TODAY’S TMJ4 spoke with a cyber expert and learned how to best protect your John Hancock.
“The biggest threat of using an e-signature is people not understanding what they are actually using,” said Joseph Martinez, an information systems security professor at Milwaukee Area Technical College.
Martinez said forgeries and malware are two threats consumers need to know about.
“People can actually steal your e-signature and actually forge it for other contract signings or purchases,” Martinez said. “People will keep copies of their e-signature on their smartphone or their laptop and still have that device get infested by malware or spyware, so now their e-signature and the key associated with it is now out there in the wild or in the wind for anybody to use."

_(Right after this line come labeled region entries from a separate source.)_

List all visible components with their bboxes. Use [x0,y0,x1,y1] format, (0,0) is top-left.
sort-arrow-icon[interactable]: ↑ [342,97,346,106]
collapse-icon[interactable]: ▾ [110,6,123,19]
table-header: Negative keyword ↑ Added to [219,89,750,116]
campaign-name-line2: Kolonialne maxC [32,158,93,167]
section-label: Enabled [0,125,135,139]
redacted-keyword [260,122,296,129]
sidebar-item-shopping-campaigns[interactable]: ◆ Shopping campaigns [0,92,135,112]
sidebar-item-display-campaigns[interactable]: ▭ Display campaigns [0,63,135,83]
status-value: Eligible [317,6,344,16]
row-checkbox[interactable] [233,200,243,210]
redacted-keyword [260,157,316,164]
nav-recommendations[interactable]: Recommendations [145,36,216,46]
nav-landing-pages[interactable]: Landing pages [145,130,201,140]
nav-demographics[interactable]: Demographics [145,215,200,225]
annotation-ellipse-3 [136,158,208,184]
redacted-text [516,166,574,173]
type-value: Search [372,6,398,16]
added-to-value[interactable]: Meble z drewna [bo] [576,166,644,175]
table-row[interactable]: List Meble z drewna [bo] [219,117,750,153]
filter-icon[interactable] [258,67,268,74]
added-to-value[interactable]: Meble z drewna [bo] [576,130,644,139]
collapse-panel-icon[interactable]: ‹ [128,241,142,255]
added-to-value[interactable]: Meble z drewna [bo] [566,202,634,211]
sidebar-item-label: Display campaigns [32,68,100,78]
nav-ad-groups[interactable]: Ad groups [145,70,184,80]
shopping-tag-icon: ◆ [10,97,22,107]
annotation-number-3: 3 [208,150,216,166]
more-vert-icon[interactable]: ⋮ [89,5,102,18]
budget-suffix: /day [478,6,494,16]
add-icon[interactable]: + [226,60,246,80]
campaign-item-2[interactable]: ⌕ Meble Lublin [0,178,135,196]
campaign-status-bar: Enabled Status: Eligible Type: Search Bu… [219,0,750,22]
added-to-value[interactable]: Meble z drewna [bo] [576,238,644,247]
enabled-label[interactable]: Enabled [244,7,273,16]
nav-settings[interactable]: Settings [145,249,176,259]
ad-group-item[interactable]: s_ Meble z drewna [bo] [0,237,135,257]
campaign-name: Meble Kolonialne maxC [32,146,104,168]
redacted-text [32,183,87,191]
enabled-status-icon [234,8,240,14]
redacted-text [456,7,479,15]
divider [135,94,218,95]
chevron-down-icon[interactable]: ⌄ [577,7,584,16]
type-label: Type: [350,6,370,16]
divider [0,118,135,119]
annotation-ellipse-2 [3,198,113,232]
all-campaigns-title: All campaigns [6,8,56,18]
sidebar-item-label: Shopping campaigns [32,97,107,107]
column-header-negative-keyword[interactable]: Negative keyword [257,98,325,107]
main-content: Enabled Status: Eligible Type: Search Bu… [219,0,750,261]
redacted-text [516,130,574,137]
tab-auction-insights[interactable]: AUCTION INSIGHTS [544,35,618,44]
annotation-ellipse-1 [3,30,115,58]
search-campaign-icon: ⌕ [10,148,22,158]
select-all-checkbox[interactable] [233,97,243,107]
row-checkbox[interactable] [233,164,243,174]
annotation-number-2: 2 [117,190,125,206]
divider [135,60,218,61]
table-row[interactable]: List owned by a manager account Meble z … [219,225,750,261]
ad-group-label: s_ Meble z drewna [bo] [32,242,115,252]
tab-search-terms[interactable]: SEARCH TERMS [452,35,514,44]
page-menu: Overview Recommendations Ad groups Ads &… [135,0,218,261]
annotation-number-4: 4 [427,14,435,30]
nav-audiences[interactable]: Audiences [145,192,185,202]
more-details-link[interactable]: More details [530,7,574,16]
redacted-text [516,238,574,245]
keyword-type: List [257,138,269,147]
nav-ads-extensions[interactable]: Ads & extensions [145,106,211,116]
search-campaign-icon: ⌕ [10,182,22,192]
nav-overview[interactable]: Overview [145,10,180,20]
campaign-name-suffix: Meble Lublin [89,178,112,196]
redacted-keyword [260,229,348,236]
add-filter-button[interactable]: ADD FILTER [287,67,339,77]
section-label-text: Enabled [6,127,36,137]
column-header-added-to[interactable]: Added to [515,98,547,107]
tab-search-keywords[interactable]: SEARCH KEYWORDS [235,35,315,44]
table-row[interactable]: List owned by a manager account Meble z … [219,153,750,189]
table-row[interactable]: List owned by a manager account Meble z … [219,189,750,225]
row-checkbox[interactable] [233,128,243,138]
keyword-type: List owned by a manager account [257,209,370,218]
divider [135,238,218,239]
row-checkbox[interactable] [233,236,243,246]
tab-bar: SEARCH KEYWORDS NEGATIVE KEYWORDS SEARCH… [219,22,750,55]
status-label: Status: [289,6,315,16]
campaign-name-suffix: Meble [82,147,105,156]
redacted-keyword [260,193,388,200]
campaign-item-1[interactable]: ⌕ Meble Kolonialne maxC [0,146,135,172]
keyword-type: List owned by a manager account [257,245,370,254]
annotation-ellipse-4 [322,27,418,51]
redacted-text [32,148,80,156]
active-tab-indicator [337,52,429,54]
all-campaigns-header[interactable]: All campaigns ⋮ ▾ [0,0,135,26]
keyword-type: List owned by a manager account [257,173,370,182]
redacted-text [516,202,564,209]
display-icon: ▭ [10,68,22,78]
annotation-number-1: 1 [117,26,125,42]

Another threat? Bad actors changing a business contract without you knowing.
“People can actually steal your e-signature and actually forge it for other contract signings or purchases.” — professor Joseph Martinez
“Since you have no valid tool to verify that signature, you're going to get stuck with the changes to that contract,” Martinez said.
Call For Action has advice for consumers who use an e-signature:
- Consumers should have the opportunity to read an agreement before they sign it and ensure they understand what they’re agreeing to.
- Pressure to sign quickly without actually reading a contract is a red flag. If a salesperson does this, the consumer should consider walking away and taking their business elsewhere.
- The seller should always provide a copy of the contract the consumer has signed for their records. If the consumer doesn’t get a copy, it’s harder to be sure the seller is keeping to the terms of the agreement.